夜の散歩
あの六月の夜風は、いまでも覚えている。
日が沈んだあと、街の温度が一段落して、
アスファルトがようやく息をしているような時間帯だった。
僕は彼女と並んで歩いていた。
歩道の街灯が途切れるたびに、
二人の影が長く伸びたり、重なったりした。
会話の内容はたわいもないことだった。
大学のこと、最近読んだ本のこと、
そして、これからのこと。
言葉は途切れ途切れで、
沈黙が訪れても不思議と居心地は悪くなかった。
むしろ、その沈黙のほうが安心できた。
話さなくても、歩くリズムだけで
何かが伝わっているような気がしたからだ。
彼女は時折、夜空を見上げていた。
雲の切れ間から、かすかに星が見えた。
「この時間がいちばん好きなんです」と彼女が言った。
その言葉が、胸の奥に小さく沈んだ。
僕は返事をしなかった。
ただその横顔を見て、
“もう少しこの時間が続けばいい”と思った。
それから、よく夜に外へ出かけるようになった。
ドライブに誘われたこともあった。
目的地は決まっていなくて、
音楽をかけて、街の外れまで走った。
窓を開けると、夜風が髪を乱して、
信号の光が車内を淡く染めた。
会話は少なかったけれど、
沈黙がすでに言葉の代わりになっていた。
ときどき、笑い声が混ざる。
彼女の笑い方は、少し癖があって、
息を吸い込むように静かに笑う。
その笑いを聞くたびに、
僕の胸の中で何かがやわらかくほどけた。
世界の輪郭が、
少しずつ優しい形に変わっていく気がした。
六月の夜風は湿っていて、
その湿度が彼女の香水の匂いと混ざって、
どこか現実とは思えない甘さを帯びていた。
車のヘッドライトが通り過ぎるたびに、
彼女の横顔が一瞬だけ光に浮かぶ。
その一瞬のために、
僕は何度も目をそらせなくなっていた。
けれど、
幸せというのはいつも短くて、
少し油断すると、
すぐに現実がその隙間に入り込んでくる。
六月の終わり、
散歩の帰り道に、僕は告白をした。
それは、夜の空気が少し冷たくなり始めたころだった。
彼女は歩く速度をゆるめて、
僕の言葉を静かに待っているように見えた。
「ずっと話してると、落ち着くんだ。
一緒にいると、安心する。
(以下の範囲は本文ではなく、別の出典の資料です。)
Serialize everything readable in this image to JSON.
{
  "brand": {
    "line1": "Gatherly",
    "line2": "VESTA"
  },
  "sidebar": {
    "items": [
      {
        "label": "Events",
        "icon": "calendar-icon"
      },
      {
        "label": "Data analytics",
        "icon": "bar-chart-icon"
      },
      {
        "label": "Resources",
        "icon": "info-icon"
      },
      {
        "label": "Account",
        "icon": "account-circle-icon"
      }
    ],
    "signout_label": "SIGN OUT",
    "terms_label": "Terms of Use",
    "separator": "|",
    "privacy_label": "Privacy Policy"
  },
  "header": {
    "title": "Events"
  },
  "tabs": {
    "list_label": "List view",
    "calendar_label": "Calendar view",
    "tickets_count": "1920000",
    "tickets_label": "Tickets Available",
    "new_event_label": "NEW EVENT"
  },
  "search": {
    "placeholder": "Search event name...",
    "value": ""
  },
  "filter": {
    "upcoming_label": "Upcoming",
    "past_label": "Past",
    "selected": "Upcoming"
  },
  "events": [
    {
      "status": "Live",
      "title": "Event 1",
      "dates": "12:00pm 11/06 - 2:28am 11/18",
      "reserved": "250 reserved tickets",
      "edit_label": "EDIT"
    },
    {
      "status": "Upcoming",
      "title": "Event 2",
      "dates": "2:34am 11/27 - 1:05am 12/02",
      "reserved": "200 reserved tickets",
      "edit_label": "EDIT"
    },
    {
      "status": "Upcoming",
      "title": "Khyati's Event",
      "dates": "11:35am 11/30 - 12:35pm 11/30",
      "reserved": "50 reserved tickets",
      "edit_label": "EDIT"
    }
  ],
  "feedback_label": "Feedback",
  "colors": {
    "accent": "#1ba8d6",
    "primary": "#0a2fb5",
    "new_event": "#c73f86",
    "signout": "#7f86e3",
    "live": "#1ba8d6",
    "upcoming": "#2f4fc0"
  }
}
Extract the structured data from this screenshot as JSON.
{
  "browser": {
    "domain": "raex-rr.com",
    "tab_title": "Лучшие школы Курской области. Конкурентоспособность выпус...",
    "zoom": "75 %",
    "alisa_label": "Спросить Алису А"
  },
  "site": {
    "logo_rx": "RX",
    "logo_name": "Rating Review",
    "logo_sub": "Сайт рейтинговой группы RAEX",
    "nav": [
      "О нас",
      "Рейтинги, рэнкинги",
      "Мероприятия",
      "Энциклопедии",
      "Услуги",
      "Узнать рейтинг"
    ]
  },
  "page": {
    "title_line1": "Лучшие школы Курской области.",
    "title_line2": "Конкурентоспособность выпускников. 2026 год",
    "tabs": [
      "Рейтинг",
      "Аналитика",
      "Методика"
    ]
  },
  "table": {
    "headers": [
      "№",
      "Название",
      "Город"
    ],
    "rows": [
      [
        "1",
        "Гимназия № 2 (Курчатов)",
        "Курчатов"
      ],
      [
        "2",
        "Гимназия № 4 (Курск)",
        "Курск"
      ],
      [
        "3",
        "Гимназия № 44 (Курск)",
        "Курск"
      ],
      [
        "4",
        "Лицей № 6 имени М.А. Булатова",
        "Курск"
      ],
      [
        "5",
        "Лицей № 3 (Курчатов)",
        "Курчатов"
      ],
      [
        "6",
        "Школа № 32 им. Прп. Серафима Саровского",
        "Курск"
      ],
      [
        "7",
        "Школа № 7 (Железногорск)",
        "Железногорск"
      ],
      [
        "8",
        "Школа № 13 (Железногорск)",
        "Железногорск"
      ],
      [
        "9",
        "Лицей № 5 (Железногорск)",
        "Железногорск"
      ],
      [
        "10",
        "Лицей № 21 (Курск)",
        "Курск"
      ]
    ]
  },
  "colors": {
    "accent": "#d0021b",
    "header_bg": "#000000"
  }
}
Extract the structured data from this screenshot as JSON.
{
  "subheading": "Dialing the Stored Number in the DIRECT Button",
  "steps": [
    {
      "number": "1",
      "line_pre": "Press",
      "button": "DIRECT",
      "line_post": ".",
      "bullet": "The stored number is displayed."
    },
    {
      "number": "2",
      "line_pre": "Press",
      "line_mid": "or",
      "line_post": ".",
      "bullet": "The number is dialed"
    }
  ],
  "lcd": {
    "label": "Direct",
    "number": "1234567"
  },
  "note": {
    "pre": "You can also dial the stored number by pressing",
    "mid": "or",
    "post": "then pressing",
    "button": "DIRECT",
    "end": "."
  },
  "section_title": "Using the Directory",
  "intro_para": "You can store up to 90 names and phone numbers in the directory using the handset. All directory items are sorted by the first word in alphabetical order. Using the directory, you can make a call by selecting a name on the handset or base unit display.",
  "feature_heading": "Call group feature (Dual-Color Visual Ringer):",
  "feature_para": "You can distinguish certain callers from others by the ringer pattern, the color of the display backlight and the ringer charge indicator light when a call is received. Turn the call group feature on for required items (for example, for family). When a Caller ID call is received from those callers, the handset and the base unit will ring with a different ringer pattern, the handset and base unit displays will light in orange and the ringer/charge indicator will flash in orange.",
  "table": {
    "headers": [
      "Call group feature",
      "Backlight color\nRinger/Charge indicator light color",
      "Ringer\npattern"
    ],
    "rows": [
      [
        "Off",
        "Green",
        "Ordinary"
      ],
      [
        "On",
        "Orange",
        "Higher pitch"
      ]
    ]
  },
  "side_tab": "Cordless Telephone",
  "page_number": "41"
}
」
言葉を選びながら、
けれどどこかで、
“今しかない”という確信のようなものがあった。
彼女は少し俯いて、
しばらく何も言わなかった。
遠くで電車の音がして、
その音が、
僕の鼓動と一緒に夜の中へ溶けていった。
やがて、彼女が小さく息を吸って、
「ごめんなさい」と言った。
その言葉が届くまで、
ほんの一瞬、時間が止まったようだった。
風が鳴る音も、
街灯の下の虫の羽音も、
すべてが遠くでぼやけていく。
彼女は少し笑っていた。
申し訳なさと優しさの入り混じった、
あのときの笑顔を、僕はまだ思い出せる。
「ありがとう。
でも、私たちは、きっと違うと思う。」
それだけだった。
彼女は少し歩いて、
振り返ることなくそのまま帰っていった。
その背中が夜の中に溶けていくのを、
僕はただ見送っていた。
風が少し強くなった。
街灯の明かりが揺れて、
影が二つ、地面の上でほどけていった。
その瞬間、胸の奥で何かが崩れ落ちた。
涙は出なかった。
ただ、世界がまた一段階遠のいたように感じた。
帰り道、誰もいない坂道を下りながら、
僕はずっと手をポケットに入れていた。
ポケットの中で、指先が冷たくなっていた。
スマートフォンが震えても、
見る気にはなれなかった。
返ってくる言葉が、もうないことを知っていたからだ。
部屋に戻ると、
机の上にノートが開いたままだった。
昼に書いた英文がそのまま残っていた。
“to love is to suffer.”
どこかで読んだ一文を、
僕は無意識に書き写していたらしい。
その言葉が、
自分の未来を予言していたかのように思えた。
部屋の窓を開けると、
夜風がゆっくりと入ってきた。
カーテンが膨らみ、
紙がひらひらと舞い上がる。
僕はそれを眺めながら、
手のひらに残る熱を確かめていた。
さっきまで隣にいた人のぬくもりが、
もう指先から消えていこうとしていた。
その夜、
眠ることはできなかった。
街のどこかで、
まだ誰かが笑っているような気がした。
その笑い声が、
遠くの波音のように、静かに胸に残った。
六月の夜風は、
あの日からずっと、僕の中を吹き続けている。